“Small Box,” a one-act opera premiering at 7 p.m. Saturday in the Buskirk-Chumley Theater, will present a look at life on death row.
The librettist, Bruce Pearson, relied on his 20 years of experience as a volunteer teacher in a death row unit in a South Carolina prison to create a personal and genuine production.
“It’s set in the visitors’ room in the death row unit in South Kentexiana, which is a fictional place, but familiar nonetheless,” Pearson said. “Everything in the drama is based on things either I have seen myself or heard from others who were present.”
The production has been a speedy collaboration of current IU students, alums and Bloomington residents.

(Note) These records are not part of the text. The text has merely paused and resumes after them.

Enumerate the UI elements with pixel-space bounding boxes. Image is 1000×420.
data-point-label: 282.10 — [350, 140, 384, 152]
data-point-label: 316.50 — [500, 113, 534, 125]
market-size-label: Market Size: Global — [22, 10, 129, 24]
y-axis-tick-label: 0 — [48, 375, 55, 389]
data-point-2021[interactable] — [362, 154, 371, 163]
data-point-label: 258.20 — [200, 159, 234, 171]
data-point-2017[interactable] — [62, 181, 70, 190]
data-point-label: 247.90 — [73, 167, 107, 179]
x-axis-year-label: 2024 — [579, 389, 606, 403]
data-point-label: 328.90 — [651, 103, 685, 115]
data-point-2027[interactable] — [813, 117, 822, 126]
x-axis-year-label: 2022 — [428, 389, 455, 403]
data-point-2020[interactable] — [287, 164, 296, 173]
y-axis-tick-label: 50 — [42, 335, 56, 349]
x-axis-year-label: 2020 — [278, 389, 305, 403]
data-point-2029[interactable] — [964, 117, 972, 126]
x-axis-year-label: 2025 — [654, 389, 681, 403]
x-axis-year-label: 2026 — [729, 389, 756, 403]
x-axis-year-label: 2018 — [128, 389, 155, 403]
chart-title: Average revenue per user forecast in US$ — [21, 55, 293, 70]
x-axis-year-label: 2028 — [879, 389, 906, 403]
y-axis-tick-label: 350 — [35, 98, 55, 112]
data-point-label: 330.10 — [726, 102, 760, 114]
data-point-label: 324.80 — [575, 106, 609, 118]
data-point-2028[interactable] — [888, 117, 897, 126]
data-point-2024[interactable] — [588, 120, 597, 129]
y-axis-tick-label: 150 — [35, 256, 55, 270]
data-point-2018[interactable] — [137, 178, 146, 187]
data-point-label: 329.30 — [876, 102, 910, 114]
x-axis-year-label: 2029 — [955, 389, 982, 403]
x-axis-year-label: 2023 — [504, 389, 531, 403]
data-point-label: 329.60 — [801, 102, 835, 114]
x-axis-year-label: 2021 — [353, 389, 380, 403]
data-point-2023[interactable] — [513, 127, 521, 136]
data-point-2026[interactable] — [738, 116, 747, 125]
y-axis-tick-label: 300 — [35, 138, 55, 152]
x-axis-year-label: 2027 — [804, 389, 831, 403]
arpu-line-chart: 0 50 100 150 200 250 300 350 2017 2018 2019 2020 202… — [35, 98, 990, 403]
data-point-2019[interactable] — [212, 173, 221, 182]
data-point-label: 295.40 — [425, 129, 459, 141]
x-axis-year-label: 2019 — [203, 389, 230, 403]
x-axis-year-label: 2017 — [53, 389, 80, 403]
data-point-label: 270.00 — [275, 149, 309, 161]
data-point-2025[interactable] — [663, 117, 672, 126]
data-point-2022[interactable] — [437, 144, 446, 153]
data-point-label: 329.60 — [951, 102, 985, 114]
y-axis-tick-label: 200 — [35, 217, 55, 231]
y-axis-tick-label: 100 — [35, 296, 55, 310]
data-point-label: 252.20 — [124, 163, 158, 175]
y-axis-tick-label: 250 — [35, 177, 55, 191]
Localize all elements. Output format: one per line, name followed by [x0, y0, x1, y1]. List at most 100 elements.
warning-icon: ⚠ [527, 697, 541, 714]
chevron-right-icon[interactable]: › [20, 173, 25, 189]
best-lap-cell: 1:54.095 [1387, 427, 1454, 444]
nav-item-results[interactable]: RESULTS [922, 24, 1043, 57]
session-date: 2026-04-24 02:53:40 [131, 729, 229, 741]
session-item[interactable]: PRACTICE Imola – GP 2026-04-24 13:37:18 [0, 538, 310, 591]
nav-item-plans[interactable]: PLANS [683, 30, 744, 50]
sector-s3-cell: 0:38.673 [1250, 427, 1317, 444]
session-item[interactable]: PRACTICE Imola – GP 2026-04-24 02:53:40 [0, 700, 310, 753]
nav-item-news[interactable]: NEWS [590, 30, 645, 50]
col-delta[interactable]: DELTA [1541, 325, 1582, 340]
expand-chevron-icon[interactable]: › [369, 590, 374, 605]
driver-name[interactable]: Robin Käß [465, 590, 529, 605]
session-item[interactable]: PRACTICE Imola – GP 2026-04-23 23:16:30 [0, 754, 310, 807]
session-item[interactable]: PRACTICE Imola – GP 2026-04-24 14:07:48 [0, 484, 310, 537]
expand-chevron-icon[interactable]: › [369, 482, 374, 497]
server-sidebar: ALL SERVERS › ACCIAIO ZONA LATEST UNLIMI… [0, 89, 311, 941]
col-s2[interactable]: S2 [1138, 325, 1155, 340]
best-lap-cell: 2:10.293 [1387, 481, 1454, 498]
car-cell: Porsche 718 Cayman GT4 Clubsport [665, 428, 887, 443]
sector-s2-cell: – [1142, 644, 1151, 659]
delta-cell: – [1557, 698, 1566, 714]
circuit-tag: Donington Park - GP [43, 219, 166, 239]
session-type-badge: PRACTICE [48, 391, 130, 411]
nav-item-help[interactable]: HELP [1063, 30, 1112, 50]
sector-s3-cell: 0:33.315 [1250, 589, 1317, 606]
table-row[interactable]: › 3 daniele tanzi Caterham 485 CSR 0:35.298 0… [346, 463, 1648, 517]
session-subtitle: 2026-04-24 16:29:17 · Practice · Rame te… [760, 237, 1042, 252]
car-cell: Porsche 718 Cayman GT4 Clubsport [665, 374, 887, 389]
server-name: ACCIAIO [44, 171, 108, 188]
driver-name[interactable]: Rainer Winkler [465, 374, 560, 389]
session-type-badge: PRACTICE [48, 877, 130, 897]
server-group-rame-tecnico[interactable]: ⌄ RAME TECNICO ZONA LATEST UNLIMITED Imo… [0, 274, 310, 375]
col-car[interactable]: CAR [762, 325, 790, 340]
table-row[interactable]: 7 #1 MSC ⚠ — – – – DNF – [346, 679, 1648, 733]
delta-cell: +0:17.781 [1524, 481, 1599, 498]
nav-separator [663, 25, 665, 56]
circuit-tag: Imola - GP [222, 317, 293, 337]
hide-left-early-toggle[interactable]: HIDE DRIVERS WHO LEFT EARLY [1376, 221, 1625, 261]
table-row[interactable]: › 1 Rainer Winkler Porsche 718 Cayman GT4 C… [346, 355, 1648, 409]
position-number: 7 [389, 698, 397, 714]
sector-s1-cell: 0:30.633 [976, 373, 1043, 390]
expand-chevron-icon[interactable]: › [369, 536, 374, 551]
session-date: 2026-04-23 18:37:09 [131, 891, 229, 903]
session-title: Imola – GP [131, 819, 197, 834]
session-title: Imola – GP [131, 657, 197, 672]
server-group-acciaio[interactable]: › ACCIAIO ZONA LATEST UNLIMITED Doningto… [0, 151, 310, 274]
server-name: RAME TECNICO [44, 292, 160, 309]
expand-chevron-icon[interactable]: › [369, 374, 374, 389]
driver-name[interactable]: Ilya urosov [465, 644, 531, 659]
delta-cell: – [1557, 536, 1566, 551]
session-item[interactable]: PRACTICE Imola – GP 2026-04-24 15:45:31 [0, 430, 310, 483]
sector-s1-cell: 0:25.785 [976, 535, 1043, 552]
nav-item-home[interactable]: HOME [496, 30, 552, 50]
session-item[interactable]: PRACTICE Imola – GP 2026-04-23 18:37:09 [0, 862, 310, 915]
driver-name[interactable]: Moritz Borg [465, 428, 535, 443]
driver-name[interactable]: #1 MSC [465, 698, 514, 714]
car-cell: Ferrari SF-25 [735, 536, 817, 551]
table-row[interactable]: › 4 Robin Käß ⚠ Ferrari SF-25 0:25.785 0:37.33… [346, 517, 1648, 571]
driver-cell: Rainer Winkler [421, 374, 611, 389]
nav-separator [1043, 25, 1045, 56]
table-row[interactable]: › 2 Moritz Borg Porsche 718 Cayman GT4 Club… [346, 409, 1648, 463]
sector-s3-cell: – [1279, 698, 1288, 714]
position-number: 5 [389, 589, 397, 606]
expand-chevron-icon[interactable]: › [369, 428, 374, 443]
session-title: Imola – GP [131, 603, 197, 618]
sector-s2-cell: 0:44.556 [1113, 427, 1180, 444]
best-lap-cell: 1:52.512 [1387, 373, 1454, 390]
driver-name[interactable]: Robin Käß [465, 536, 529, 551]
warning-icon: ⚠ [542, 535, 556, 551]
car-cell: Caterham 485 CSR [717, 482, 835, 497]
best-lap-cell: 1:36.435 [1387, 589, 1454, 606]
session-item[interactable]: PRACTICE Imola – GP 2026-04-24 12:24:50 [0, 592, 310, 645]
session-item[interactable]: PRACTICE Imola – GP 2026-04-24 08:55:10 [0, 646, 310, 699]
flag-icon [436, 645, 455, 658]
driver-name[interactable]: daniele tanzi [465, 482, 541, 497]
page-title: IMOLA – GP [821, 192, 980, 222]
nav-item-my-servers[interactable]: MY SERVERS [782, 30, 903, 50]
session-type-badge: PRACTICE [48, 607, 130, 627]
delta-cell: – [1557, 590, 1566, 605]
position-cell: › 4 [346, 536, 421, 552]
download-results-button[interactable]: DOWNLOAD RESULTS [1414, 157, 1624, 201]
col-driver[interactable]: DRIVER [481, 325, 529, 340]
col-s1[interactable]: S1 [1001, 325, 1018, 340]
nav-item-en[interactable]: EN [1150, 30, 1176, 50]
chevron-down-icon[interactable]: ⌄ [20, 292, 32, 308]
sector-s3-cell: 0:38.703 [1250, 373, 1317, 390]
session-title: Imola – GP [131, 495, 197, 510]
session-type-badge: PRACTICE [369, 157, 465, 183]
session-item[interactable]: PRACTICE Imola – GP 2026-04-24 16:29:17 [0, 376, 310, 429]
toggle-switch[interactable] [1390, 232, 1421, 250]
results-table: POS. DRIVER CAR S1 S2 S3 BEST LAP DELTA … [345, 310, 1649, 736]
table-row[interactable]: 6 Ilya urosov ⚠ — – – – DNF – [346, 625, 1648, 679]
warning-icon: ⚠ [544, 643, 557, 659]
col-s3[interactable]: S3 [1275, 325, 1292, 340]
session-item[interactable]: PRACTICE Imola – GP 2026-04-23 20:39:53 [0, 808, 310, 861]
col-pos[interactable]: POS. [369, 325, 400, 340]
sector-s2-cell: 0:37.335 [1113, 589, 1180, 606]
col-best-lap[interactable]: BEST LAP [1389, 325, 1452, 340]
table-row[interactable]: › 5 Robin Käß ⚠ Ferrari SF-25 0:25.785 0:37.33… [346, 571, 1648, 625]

In looking for a composer, Pearson connected with Herman Whitfield III, an IU alumnus living in Indianapolis, and a few months ago was introduced to graduate student Lesley Delk, the show’s stage director.
“I read Bruce’s libretto, and I thought it was something that sounded like an interesting project,” Delk said. “I was interested because it didn’t preach one point of view over another. It just simply is a psychological human drama, and I think that it gives people something to think about, whether they are in favor of the death penalty or opposed to it, or even just indifferent or neutral to the subject.”

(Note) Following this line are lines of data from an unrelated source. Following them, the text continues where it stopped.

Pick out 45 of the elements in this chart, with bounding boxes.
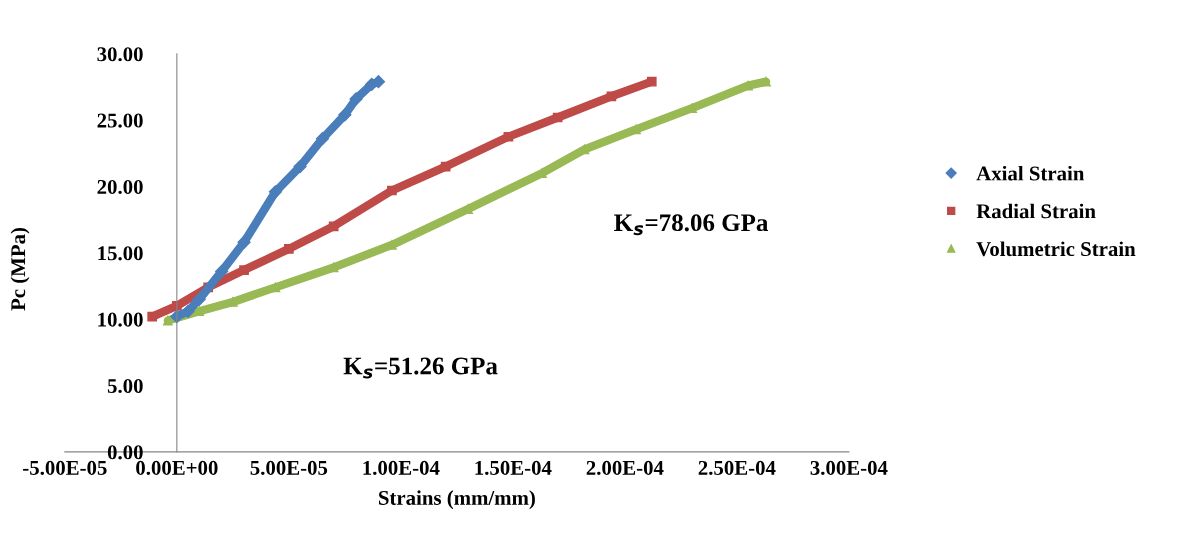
point <box>147 311 158 322</box>
point <box>338 108 352 122</box>
point <box>181 304 195 318</box>
legend-label: Volumetric Strain <box>976 241 1136 257</box>
point <box>440 161 451 172</box>
x-tick-label: 2.00E-04 <box>586 460 664 476</box>
legend-label: Axial Strain <box>976 165 1085 181</box>
y-tick-label: 25.00 <box>97 113 143 128</box>
point <box>387 185 397 196</box>
x-tick-label: 1.00E-04 <box>363 460 440 476</box>
y-tick-label: 0.00 <box>107 445 143 460</box>
point <box>163 315 173 326</box>
annotation: K$_{s}$=78.06 GPa <box>614 214 769 236</box>
y-tick-label: 5.00 <box>107 378 143 394</box>
point <box>237 235 251 249</box>
point <box>503 131 514 142</box>
x-tick-label: 2.50E-04 <box>698 460 776 476</box>
y-tick-label: 10.00 <box>98 312 143 327</box>
point <box>171 301 182 311</box>
point <box>552 112 563 123</box>
x-axis-title: Strains (mm/mm) <box>379 490 535 510</box>
y-tick-label: 30.00 <box>97 47 143 62</box>
y-tick-label: 15.00 <box>98 246 143 261</box>
legend-label: Radial Strain <box>976 203 1096 219</box>
point <box>293 160 307 174</box>
point <box>239 265 249 275</box>
point <box>268 185 283 199</box>
x-tick-label: 1.50E-04 <box>475 460 552 476</box>
point <box>761 76 771 87</box>
x-tick-label: 3.00E-04 <box>810 460 888 476</box>
point <box>315 132 330 146</box>
annotation: K$_{s}$=51.26 GPa <box>343 357 498 379</box>
y-axis-title: Pc (MPa) <box>10 227 30 311</box>
point <box>606 91 617 102</box>
point <box>646 76 657 87</box>
point <box>349 92 363 106</box>
y-tick-label: 20.00 <box>97 179 143 195</box>
x-tick-label: 5.00E-05 <box>250 460 328 476</box>
point <box>170 309 184 324</box>
point <box>215 264 229 279</box>
point <box>283 244 294 254</box>
x-tick-label: -5.00E-05 <box>23 460 107 476</box>
point <box>192 292 206 306</box>
point <box>328 221 339 232</box>
x-tick-label: 0.00E+00 <box>136 460 218 476</box>
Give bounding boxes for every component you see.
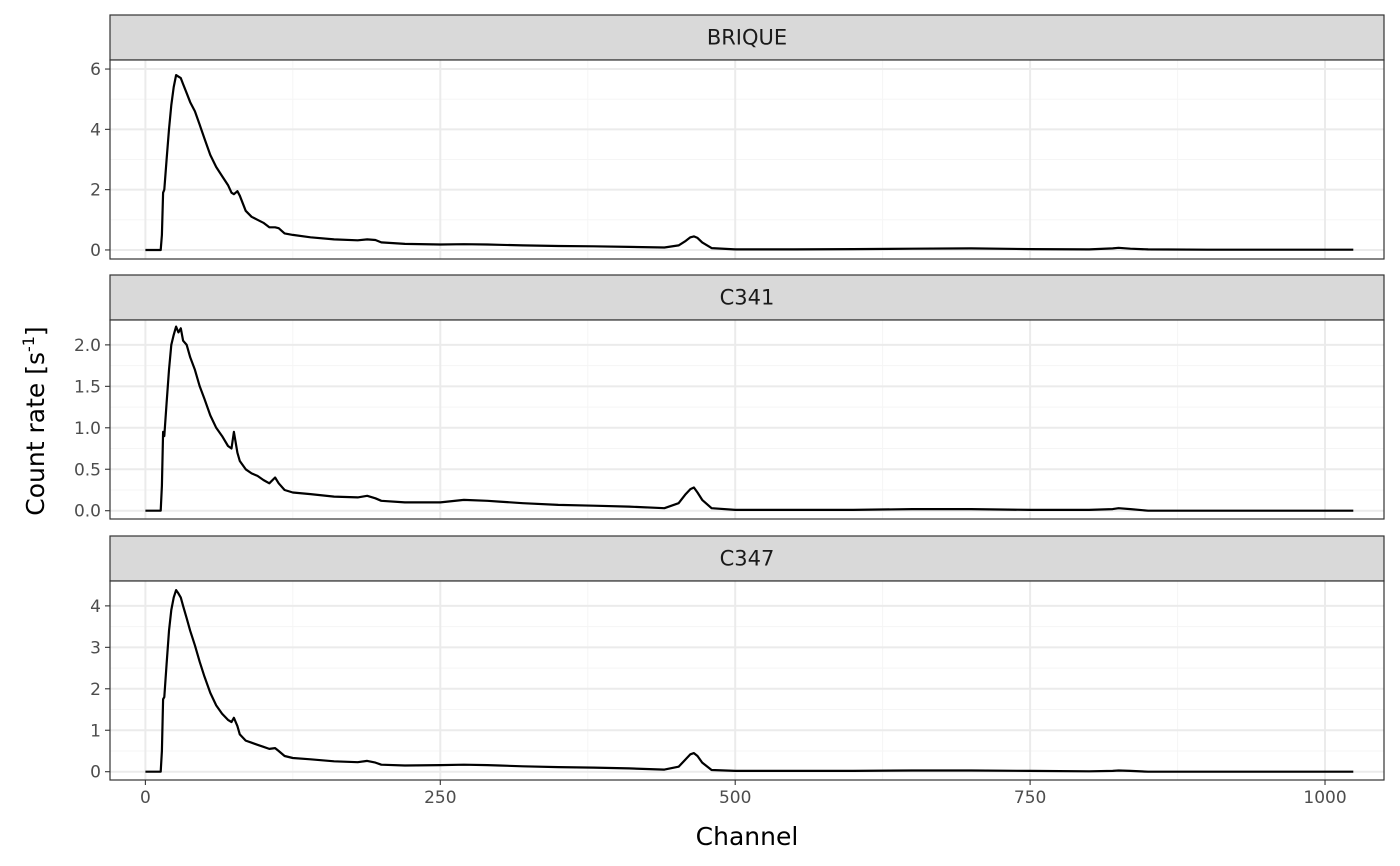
y-axis-title-close: ] <box>21 326 50 336</box>
panel-border <box>109 580 1385 781</box>
y-tick-label: 0 <box>90 763 101 783</box>
y-tick-label: 0.0 <box>74 502 101 522</box>
y-tick-label: 2 <box>90 181 101 201</box>
x-tick-label: 250 <box>424 788 456 808</box>
y-tick-label: 2.0 <box>74 336 101 356</box>
y-tick-label: 2 <box>90 680 101 700</box>
facet-strip <box>109 535 1385 582</box>
facet-strip-label: C347 <box>720 547 775 571</box>
facet-strip-label: BRIQUE <box>707 26 787 50</box>
facet-brique: BRIQUE 0 2 4 6 <box>90 14 1385 261</box>
series-line-brique <box>145 74 1354 252</box>
panel-background <box>110 320 1384 519</box>
facet-panels: BRIQUE 0 2 4 6 C341 0.0 0.5 1.0 1.5 2.0 C347 0 1 2 3 4 <box>74 14 1385 783</box>
y-tick-label: 3 <box>90 638 101 658</box>
facet-c341: C341 0.0 0.5 1.0 1.5 2.0 <box>74 274 1385 522</box>
y-tick-label: 0.5 <box>74 460 101 480</box>
facet-strip <box>109 274 1385 321</box>
y-tick-label: 1.5 <box>74 377 101 397</box>
x-axis: 0 250 500 750 1000 <box>140 780 1347 808</box>
facet-strip <box>109 14 1385 61</box>
x-tick-label: 0 <box>140 788 151 808</box>
x-axis-title: Channel <box>696 822 799 851</box>
panel-background <box>110 581 1384 780</box>
x-tick-label: 1000 <box>1303 788 1346 808</box>
series-line-c341 <box>145 325 1354 512</box>
x-tick-label: 500 <box>719 788 751 808</box>
panel-border <box>109 319 1385 520</box>
y-tick-label: 1 <box>90 721 101 741</box>
y-tick-label: 4 <box>90 120 101 140</box>
series-line-c347 <box>145 589 1354 773</box>
y-axis-title: Count rate [s-1] <box>19 326 50 515</box>
panel-border <box>109 59 1385 260</box>
y-tick-label: 0 <box>90 241 101 261</box>
facet-c347: C347 0 1 2 3 4 <box>90 535 1385 783</box>
y-tick-label: 4 <box>90 597 101 617</box>
y-tick-label: 1.0 <box>74 419 101 439</box>
x-tick-label: 750 <box>1014 788 1046 808</box>
facet-strip-label: C341 <box>720 286 775 310</box>
y-axis-title-text: Count rate [s <box>21 352 50 516</box>
y-axis-title-superscript: -1 <box>19 336 38 352</box>
y-tick-label: 6 <box>90 60 101 80</box>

Delk said the show allows people to consider how they are affected by society’s widespread influence.
“I don’t think of it as being a political work,” he said, though the opera addresses controversial issues. “I think of it more as being very humane, very much about individuals – eight individuals who in their own way are coping with a very difficult situation.”
In choosing to make an opera out of his work, Pearson also intends to bring human emotion to the topic.
“Music can bring out the emotions that are part of human life in a way that spoken drama can’t,” Pearson said.
The production includes a live orchestra, many of whom are IU alumni, Pearson said.
Because of a tight rehearsal schedule, Pearson only recently had the opportunity to hear the live accompaniment.
“It just blew me away – when you hear the whole orchestra, the music is so well suited to the emotional impact of people facing a life-and-death situation,” he said.
Both Pearson and Delk praised the cast for the work they have done on this production.
“I am just pleased and honored to be working with them,” Delk said. “That makes it very much worthwhile to me.”
Senior Lisa Runion plays Ms. Prentice in the production, an attorney for one of the inmates.
Runion said she appreciates that Pearson is available to speak with the cast about the real-life characters their roles are based on.
“The impression I got from my character is that she really wants to help people because she is very optimistic and she feels she can make a difference with these people,” Runion said. “But then there are hints in the show where she is starting to get pulled in the system herself and gets lost in the bureaucracy of it.”
Saturday marks Runion’s debut performance in an opera.
“I was very happy when I got this,” she said. “They pulled us out of cattle calls – it’s a nice surprise.”
Overall, Pearson says he hopes viewers will leave with a broadened perspective.
“One of the strange things about a death row unit is that even though people are under a death sentence, there is a long, drawn-out appeals process, and in the meantime, you carry on, you just live a normal life in so far as possible,” Pearson said.